The first historical-cultural biennale took place in 2012, in Grodno, and much artistic invention was anticipated from the Gomel event. Belarus’ Culture Minister, Boris Svetlov, believes that our museums are developing well. “Since 2012 the number of visitors to our museum complexes has more than doubled. We are well aware of foreign museum experiences and are actively implementing these in our country. Importantly, new museums are opening, including the privately run ones,” he says.
Last year, Belarusian museum staff organized 5,000 exhibitions and over 130,000 excursions, visited by almost 6 million people. Museum technologies have moved from reading information on stands to downloading guides onto iPhones and other mobile devices. Of course, small museums can hardly afford this, as an info-kiosk alone costs around $8,000. However, efforts are being made to solve obstacles, notes the General Director of the National Art Museum, Vladimir Prokoptsov. He explains, “European museums generate up to 60 percent of their profit from souvenir shops, art-cafes and children’s play rooms. We are moving along this path, aiming to ensure that whole families come to our museums, irrespective of age of members. Sadly, most Belarusian museums were built in Soviet times, when comfort was less appreciated, so money is now being spent on rebuilding premises.”

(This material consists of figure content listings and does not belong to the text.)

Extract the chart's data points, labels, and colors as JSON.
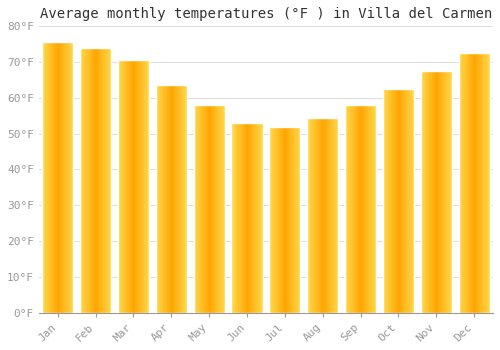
{
  "title": "Average monthly temperatures (°F ) in Villa del Carmen",
  "months": [
    "Jan",
    "Feb",
    "Mar",
    "Apr",
    "May",
    "Jun",
    "Jul",
    "Aug",
    "Sep",
    "Oct",
    "Nov",
    "Dec"
  ],
  "values": [
    75.5,
    74.0,
    70.5,
    63.5,
    58.0,
    53.0,
    52.0,
    54.5,
    58.0,
    62.5,
    67.5,
    72.5
  ],
  "bar_color_center": "#FFA500",
  "bar_color_edge": "#F5C842",
  "background_color": "#FFFFFF",
  "plot_bg_color": "#FFFFFF",
  "grid_color": "#DDDDDD",
  "ylim": [
    0,
    80
  ],
  "ytick_step": 10,
  "title_fontsize": 10,
  "tick_fontsize": 8,
  "tick_color": "#999999",
  "title_color": "#333333",
  "font_family": "monospace",
  "bar_width": 0.82
}
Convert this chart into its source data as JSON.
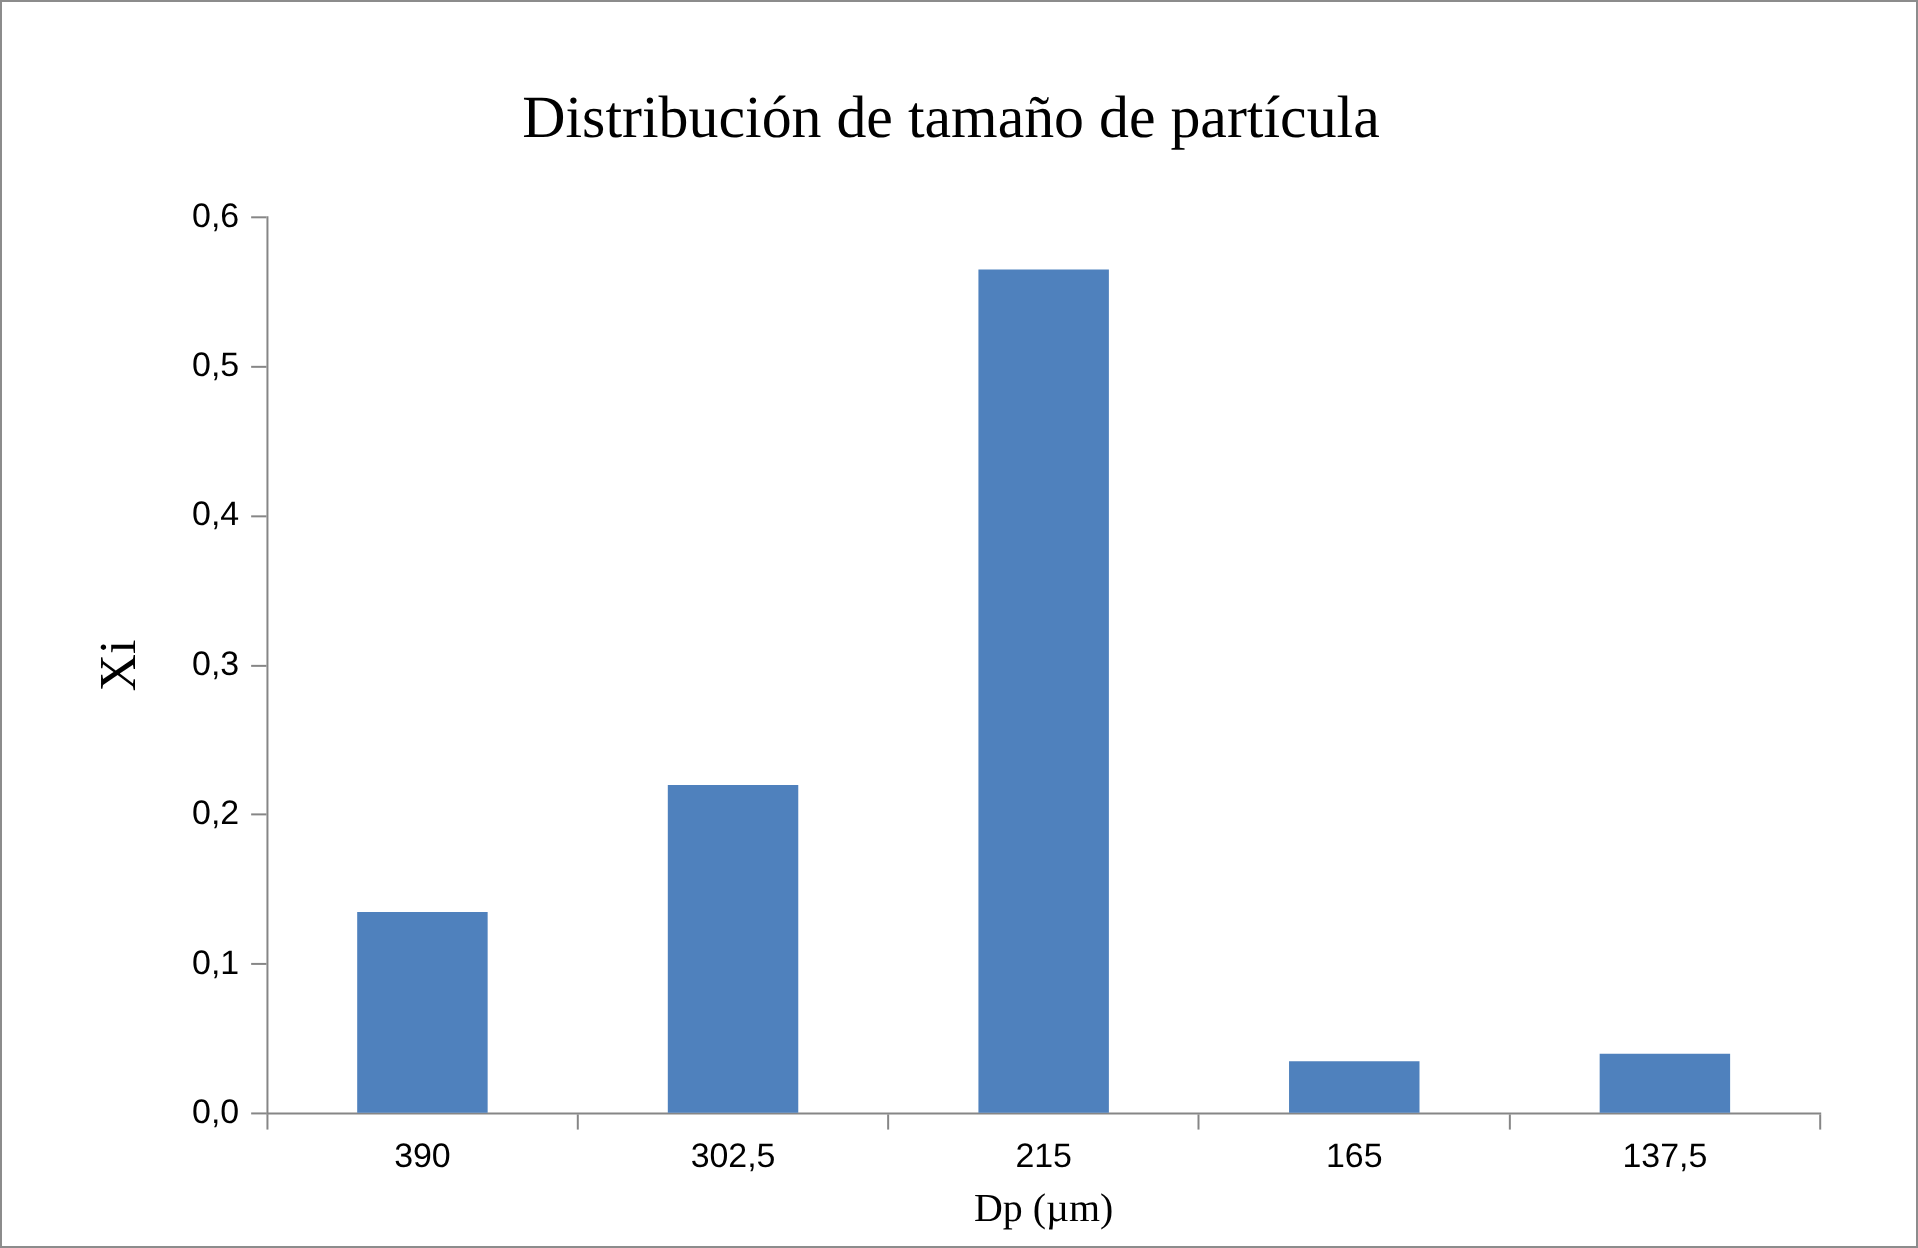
{
  "chart_data": {
    "type": "bar",
    "title": "Distribución de tamaño de partícula",
    "xlabel": "Dp (µm)",
    "ylabel": "Xi",
    "categories": [
      "390",
      "302,5",
      "215",
      "165",
      "137,5"
    ],
    "values": [
      0.135,
      0.22,
      0.565,
      0.035,
      0.04
    ],
    "color": "#4f81bd",
    "ylim": [
      0,
      0.6
    ],
    "yticks": [
      {
        "value": 0,
        "label": "0,0"
      },
      {
        "value": 0.1,
        "label": "0,1"
      },
      {
        "value": 0.2,
        "label": "0,2"
      },
      {
        "value": 0.3,
        "label": "0,3"
      },
      {
        "value": 0.4,
        "label": "0,4"
      },
      {
        "value": 0.5,
        "label": "0,5"
      },
      {
        "value": 0.6,
        "label": "0,6"
      }
    ],
    "grid": false,
    "legend": false
  }
}
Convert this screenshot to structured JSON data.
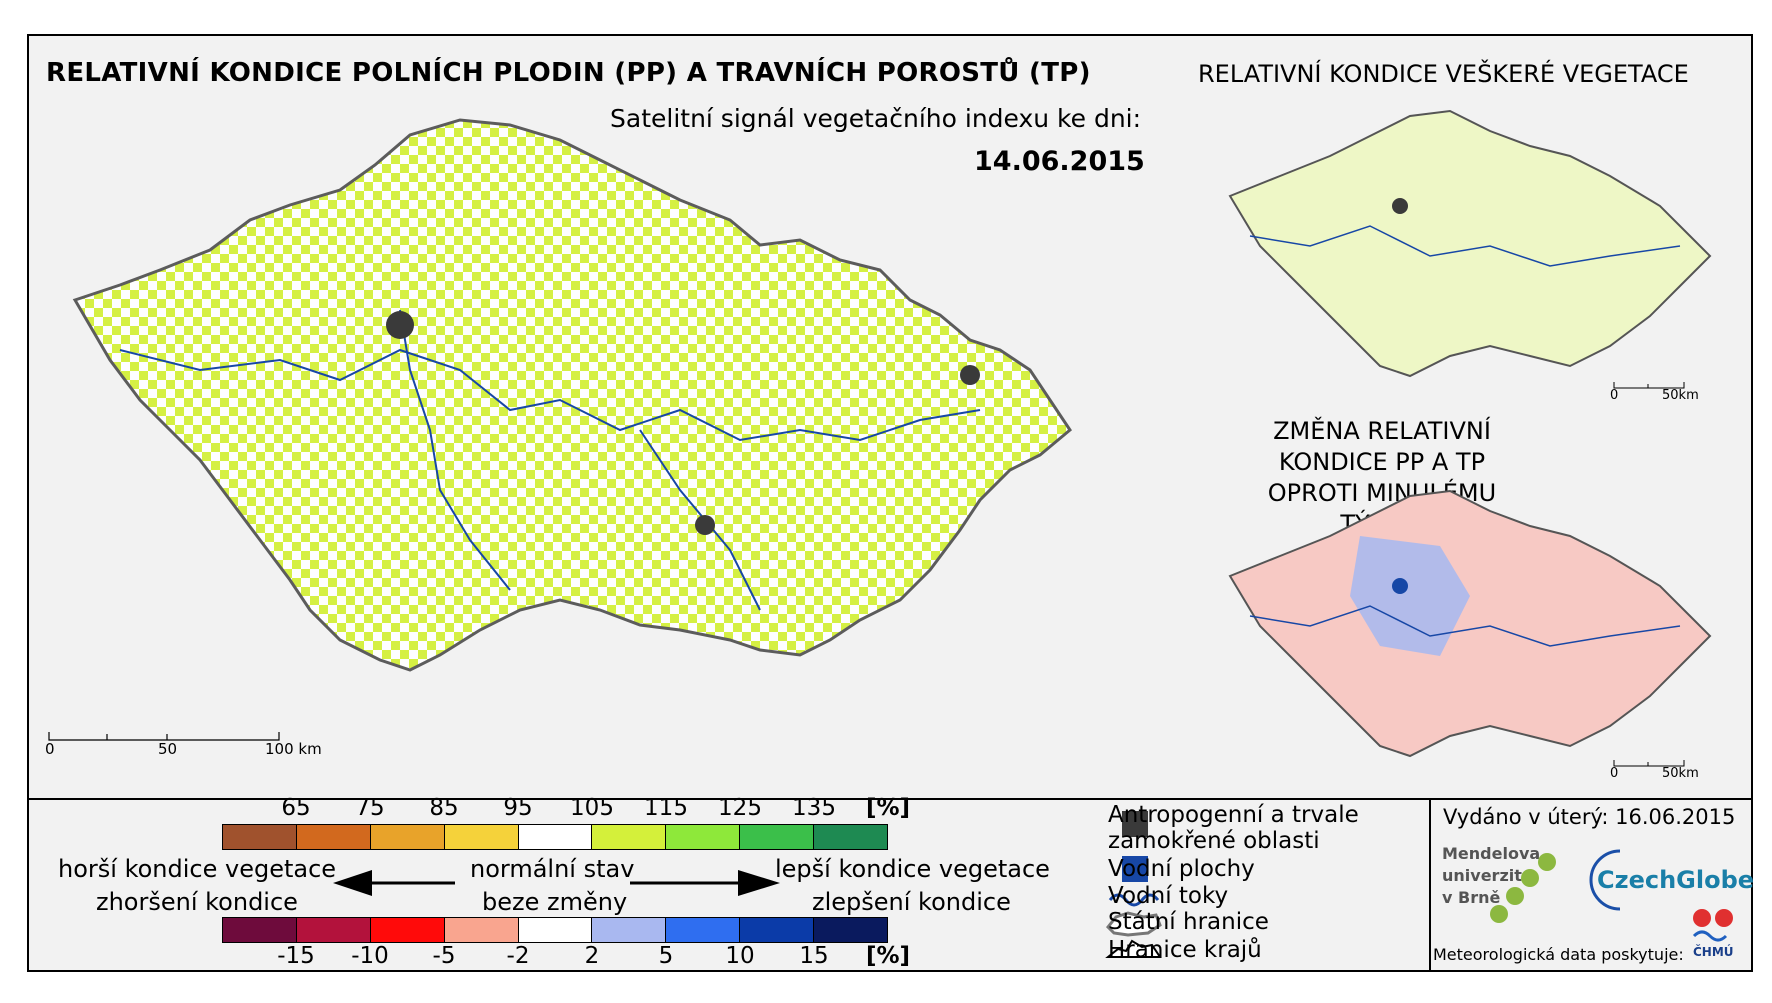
{
  "header": {
    "title": "RELATIVNÍ KONDICE POLNÍCH PLODIN (PP) A TRAVNÍCH POROSTŮ (TP)",
    "subtitle": "Satelitní signál vegetačního indexu ke dni:",
    "date": "14.06.2015"
  },
  "inset_top": {
    "title": "RELATIVNÍ KONDICE VEŠKERÉ VEGETACE",
    "scale": [
      "0",
      "50km"
    ]
  },
  "inset_bottom": {
    "title_line1": "ZMĚNA RELATIVNÍ KONDICE PP A TP",
    "title_line2": "OPROTI MINULÉMU TÝDNU",
    "scale": [
      "0",
      "50km"
    ]
  },
  "main_scale": [
    "0",
    "50",
    "100 km"
  ],
  "legend_condition": {
    "ticks": [
      "65",
      "75",
      "85",
      "95",
      "105",
      "115",
      "125",
      "135"
    ],
    "unit": "[%]",
    "colors": [
      "#a0522d",
      "#d2691e",
      "#e8a32a",
      "#f5d23a",
      "#ffffff",
      "#d4f03a",
      "#8ee83a",
      "#3bbf4a",
      "#1e8a52"
    ]
  },
  "legend_change": {
    "ticks": [
      "-15",
      "-10",
      "-5",
      "-2",
      "2",
      "5",
      "10",
      "15"
    ],
    "unit": "[%]",
    "colors": [
      "#6e0b3c",
      "#b3123c",
      "#ff0a0a",
      "#f9a58f",
      "#ffffff",
      "#a9b8f0",
      "#2f6ef0",
      "#0b3ba8",
      "#0a1a5e"
    ]
  },
  "legend_arrows": {
    "worse1": "horší kondice vegetace",
    "worse2": "zhoršení kondice",
    "normal1": "normální stav",
    "normal2": "beze změny",
    "better1": "lepší kondice vegetace",
    "better2": "zlepšení kondice"
  },
  "legend_symbols": [
    {
      "label": "Antropogenní a trvale\nzamokřené oblasti",
      "icon": "dark-gray-square",
      "color": "#3a3a3a"
    },
    {
      "label": "Vodní plochy",
      "icon": "blue-square",
      "color": "#1747a6"
    },
    {
      "label": "Vodní toky",
      "icon": "wavy-line",
      "color": "#1747a6"
    },
    {
      "label": "Státní hranice",
      "icon": "state-border"
    },
    {
      "label": "Hranice krajů",
      "icon": "region-border"
    }
  ],
  "credits": {
    "issued": "Vydáno v úterý: 16.06.2015",
    "mendel": [
      "Mendelova",
      "univerzita",
      "v Brně"
    ],
    "czechglobe": "CzechGlobe",
    "meteo": "Meteorologická data poskytuje:",
    "chmu": "ČHMÚ"
  }
}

In 2013 the Nesvizh National Historical and Cultural Museum-Reserve enjoyed the most visitors, followed by Brest Hero-Fortress Memorial Complex.
Gomel’s Palace and Park Estate occupied the third place. Its General Director, Alexander Gostev, reveals the secret of attracting foreign tourists, saying, “Any business requires a target group. Most of our foreign guests are Russian, from Bryansk Region, Moscow and St. Petersburg. Apart from liaising with tourist companies, we advertise in spas and recreation centres. The results speak for themselves, as half of our visitors arrive from abroad.”
The forum also prepared a professionals’ rating, with the winners of the Museums of Belarus in the Third Millennium contest announced across six major and four special nominations. Galina Nechaeva, the Director of the Vetka Folk Art Museum, was acknowledged ‘Best Head’, while Oshmyany Local History Museum (named after F. Bogushevich) won ‘Best Art Design’. The Grand Prix went to the National Art Museum.